Stabilization of atmospheric carbon dioxide via zero emissions--an alternative way to a stable global environment. Part 1: examination of the traditional stabilization concept.

The concept of "stabilization" of atmospheric CO(2) concentration is re-examined in connection with climate-change mitigation strategies. A new "zero-emissions stabilization (Z-stabilization)" is proposed, where CO(2) emissions are reduced to zero at some time and thereafter the concentration is decreased by natural removal processes, eventually reaching an equilibrated stable state. Simplified climate experiments show that, under Z-stabilization, considerably larger emissions are permissible in the near future compared with traditional stabilization, with the same constraint on temperature rise. Over longer time scales, the concentration and temperature decrease close to their equilibrium values, much lower than those under traditional stabilization. The smaller temperature rise at final state is essential to avoid longer-term risk of sea level rise, a significant concern under traditional stabilization. Because of these advantages a Z-stabilization pathway can be a candidate of practical mitigation strategies as treated in Part 2.

Stabilization of atmospheric carbon dioxide via zero emissions--an alternative way to a stable global environment. Part 2: a practical zero-emissions scenario.

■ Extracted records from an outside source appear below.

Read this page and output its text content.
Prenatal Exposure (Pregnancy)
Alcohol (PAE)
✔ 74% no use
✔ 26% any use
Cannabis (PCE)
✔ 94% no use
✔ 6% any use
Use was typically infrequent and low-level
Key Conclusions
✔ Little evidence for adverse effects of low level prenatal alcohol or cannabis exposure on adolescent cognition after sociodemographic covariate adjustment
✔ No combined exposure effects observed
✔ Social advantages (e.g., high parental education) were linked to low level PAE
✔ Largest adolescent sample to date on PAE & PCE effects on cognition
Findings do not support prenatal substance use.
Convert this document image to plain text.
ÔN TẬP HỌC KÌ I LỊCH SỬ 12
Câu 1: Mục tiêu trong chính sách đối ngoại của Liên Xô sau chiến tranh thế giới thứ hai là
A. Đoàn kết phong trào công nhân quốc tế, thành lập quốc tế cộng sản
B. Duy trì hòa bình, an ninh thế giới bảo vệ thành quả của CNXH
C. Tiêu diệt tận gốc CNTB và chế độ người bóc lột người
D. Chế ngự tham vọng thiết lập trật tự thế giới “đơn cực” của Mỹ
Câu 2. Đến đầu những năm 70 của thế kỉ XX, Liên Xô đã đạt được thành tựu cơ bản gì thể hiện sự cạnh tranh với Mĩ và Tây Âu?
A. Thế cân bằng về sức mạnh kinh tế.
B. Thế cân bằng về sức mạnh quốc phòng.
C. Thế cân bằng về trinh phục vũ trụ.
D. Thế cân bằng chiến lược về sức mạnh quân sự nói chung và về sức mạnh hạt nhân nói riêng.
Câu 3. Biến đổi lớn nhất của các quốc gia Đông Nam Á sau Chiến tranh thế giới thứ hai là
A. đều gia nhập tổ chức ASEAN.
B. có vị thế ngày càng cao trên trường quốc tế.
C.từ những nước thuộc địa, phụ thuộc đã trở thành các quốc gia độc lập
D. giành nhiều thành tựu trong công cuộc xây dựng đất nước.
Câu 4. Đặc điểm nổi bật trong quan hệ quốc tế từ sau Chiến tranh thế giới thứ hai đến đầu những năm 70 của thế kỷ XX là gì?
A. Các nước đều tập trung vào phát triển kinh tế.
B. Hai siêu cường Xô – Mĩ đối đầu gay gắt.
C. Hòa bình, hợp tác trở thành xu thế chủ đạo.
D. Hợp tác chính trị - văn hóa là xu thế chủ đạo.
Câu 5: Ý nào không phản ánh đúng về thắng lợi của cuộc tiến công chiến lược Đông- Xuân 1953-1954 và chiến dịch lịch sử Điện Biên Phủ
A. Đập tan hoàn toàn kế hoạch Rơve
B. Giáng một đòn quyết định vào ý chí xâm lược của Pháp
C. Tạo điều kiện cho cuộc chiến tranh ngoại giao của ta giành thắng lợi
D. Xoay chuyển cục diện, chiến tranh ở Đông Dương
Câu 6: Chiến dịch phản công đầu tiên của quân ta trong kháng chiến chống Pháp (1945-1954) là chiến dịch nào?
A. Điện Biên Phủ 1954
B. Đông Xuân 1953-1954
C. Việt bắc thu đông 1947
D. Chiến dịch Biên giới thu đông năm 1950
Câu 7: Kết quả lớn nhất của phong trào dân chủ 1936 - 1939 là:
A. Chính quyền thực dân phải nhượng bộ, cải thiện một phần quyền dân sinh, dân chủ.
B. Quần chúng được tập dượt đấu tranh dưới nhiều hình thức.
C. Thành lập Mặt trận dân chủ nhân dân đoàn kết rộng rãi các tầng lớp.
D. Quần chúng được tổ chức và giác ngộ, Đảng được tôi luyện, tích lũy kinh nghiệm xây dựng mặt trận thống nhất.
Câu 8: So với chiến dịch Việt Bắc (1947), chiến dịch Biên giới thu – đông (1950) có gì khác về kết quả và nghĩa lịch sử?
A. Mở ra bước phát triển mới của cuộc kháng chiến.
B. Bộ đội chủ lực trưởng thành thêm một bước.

Following Part 1, a comparison of CO(2)-emissions pathways between "zero-emissions stabilization (Z-stabilization)" and traditional stabilization is made under more realistic conditions that take into account the radiative forcings of other greenhouse gases and aerosols with the constraint that the temperature rise must not exceed 2 °C above the preindustrial level. It is shown that the findings in Part 1 on the merits of Z-stabilization hold under the more realistic conditions. The results clarify the scientific basis of the policy claim of 50% reduction of the world CO(2) emissions by 2050. Since the highest greenhouse gas (GHG) concentration and temperature occur only temporarily in Z-stabilization pathways, we may slightly relax the upper limit of the temperature rise. We can then search for a scenario with larger emissions in the 21st century; such a scenario may have potential for practical application. It is suggested that in this Z-stabilization pathway, larger emissions in the near future may be important from a socioeconomic viewpoint.